I tried to get off my anti-depressants around the same time my first book was published. Among the reasons I was quitting: no longer afford COBRA payments for my insurance, so I would no longer be able to get prescriptions anymore. Besides that, things were going pretty well. I mean, I had a book out that was the cumulative work of over 20 years of fiction writing. I followed the doctor’s instructions to taper off the drug.

That decision was a huge mistake.

As if it were waiting in the shadows, my depression came back. I call my depression the Echthroi, after the creatures in Madeleine L’Engle’s novel, A Wind in the Door. The Echthroi are the spirits of nihilism and depersonalization. They wish to destroy all joy in life and leave an empty husk, a blank  simulacrum. Depression is not exactly like voices in the head, but it is more than just the blues.
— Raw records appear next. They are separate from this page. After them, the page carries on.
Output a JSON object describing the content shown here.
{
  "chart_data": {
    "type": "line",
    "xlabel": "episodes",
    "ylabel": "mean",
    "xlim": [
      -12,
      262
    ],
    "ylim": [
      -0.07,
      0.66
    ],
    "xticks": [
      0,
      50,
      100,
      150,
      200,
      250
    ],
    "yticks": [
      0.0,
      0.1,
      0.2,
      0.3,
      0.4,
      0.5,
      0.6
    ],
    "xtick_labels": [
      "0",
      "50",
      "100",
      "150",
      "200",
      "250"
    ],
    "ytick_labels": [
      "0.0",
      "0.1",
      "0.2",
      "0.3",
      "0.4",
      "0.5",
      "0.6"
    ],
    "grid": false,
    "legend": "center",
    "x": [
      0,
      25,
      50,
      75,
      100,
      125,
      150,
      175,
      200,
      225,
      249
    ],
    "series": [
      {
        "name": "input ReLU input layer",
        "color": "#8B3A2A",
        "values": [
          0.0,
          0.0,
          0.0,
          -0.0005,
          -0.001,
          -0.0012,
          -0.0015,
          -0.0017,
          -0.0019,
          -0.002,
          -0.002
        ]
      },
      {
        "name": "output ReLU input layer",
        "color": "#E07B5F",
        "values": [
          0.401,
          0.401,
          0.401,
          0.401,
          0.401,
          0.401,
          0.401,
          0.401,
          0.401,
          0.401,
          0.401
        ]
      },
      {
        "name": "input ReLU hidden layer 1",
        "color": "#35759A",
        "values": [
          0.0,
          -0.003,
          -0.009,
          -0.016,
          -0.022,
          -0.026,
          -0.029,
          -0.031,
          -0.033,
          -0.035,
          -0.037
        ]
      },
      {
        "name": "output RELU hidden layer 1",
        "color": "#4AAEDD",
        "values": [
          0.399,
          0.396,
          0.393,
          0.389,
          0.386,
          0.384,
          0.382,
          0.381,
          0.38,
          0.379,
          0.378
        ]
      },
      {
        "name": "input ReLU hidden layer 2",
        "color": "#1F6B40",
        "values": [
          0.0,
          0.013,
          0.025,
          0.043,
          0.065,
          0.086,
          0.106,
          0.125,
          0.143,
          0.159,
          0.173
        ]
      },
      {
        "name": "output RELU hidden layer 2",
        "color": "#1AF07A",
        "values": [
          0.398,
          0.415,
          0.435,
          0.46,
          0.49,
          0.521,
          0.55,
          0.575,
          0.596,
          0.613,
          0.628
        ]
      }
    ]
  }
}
I remember being in the subway, deep underground. The Echthroi whispered in that seductive way of theirs, Why don’t you jump in front of a train. It projected a vision of screaming steel, sleek locomotives, and endless silence. Imagine having those images constantly flashed in your brain. I would write suicide notes, and delete them. Some days, I would cry for hours. One time, I had an episode where I threw a cell phone at the place where I was temping. I lost that job.

Depression makes you a marionette whose springs are pulled by the Echthroi.

The thing that stopped me from actually harming myself was constantly reminding myself that it was all faulty wiring and out-of-whack brain chemistry. In the end, I finally got the help I needed.

Sometimes, people listen to the Echthroi. They are very good at what they do. After all, you still feel horrible and get flashes of suicidal actions and feelings of worthlessness even if you don’t succumb to the temptation. They promise an end to the pain, which won’t relent. They work ceaselessly. Even if you have a partner, or children, or a job you love, or you have a critically acclaimed collection of fiction published, they will stalk you and turn the world into Mordor.

I’m writing this because someone I knew  recently succumbed to the siren song of the Echthroi. Sometimes they succeed. I just think it’s important to understand what Suicidal Depression is, and the importance of treatment.

wings

One thought on “On Depression: The siren song of the Echthroi

  1. Craig, thanks for sharing such personal experiences with us. The dichotomy of feeling so alone even when surrounded by others must make the pain even more isolating – as if the world is tunneling backwards away from you.

    Like Sandy’s fb post, articulating that she never wants a friend to feel like they cant reach out, I too am committed with every pump of blood in my heart, to be here for my friends.